Dona Penha falava com a cabeça baixa, voz miudinha e submissa, os olhos destilando sangue, e por isso despercebeu que sua patroa não ouvira uma única palavra de tudo aquilo que ela estava dizendo. Antes, Dona Lia procurou sintonizar seus ouvidos para escutar o que os convidados cochichavam com ares de rara satisfação:
- Estão dizendo que a noiva fugiu com o motorista!

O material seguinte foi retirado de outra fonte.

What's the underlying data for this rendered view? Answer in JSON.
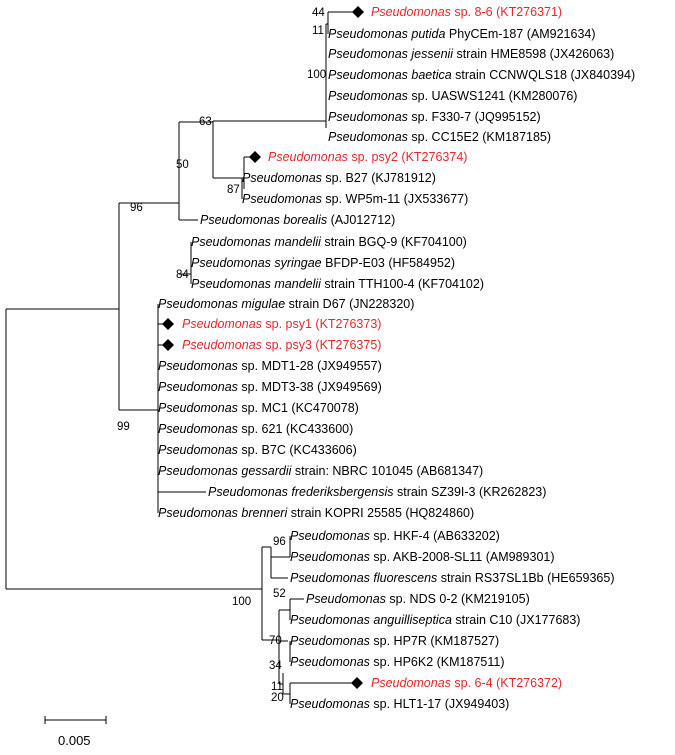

Foi a gota d’água. Dona Lia teve um troço, rodopiou nos calcanhares ultrajados e acabou esparramando no chão o seu desmaio cinematográfico, que os fotógrafos dos jornais adoraram. Deu-se então o maior bochicho, um deus-nos-acuda de fim de feira. Todos falavam ao mesmo tempo querendo dar o seu palpite sobre as causas daquela desgraça. Muitos aproveitaram para achincalhar com a reputação da noiva, aquela vaca, invocando episódios de sua vida desregrada e libertina. Com pólvora nos olhos, o senhor Marcondes, pai do noivo, berrava desguedelhado que iria enfiar a faca do bolo no bucho de quem não respeitasse a honra de sua família. Os fotógrafos adoraram. Como ninguém mais os ouvia mesmo, os músicos calaram seus instrumentos e foram cair pelados na piscina. Aquela balbúrdia toda somente foi interrompida quando o telefone tocou impertinente na sala, feito uma estocada de sabre. Dona Penha caminhou até ele e atendeu com lágrima na voz franzina, adivinhando. Houve um instante de um silêncio cadavérico, silêncio latente de campanário, pois todos assentaram as vistas interrogativas na empregada em busca de informações frescas. Finalmente, após três ou quatro minutos daquela conversa pontuada de sombras, onde dona Penha apenas escutava e ia concordando com os olhos mortos, ela desligou o aparelho com a mesma indolência que teria desligado a própria vida, se pudesse. Apoplético, o senhor Marcondes inquiriu num urro vulcânico:
- Quem era, mulher? Quem era???
- Engano, meu senhor... engano...
E foi até a cozinha cortar algumas frutas, amargas frutas, pensando na vida, no tempo, na solidão, nas trevas, em tudo isso que já não fazia mais sentido algum, agora que seu marido olhava por ela lá das alturas incompreensíveis dos céus eternos.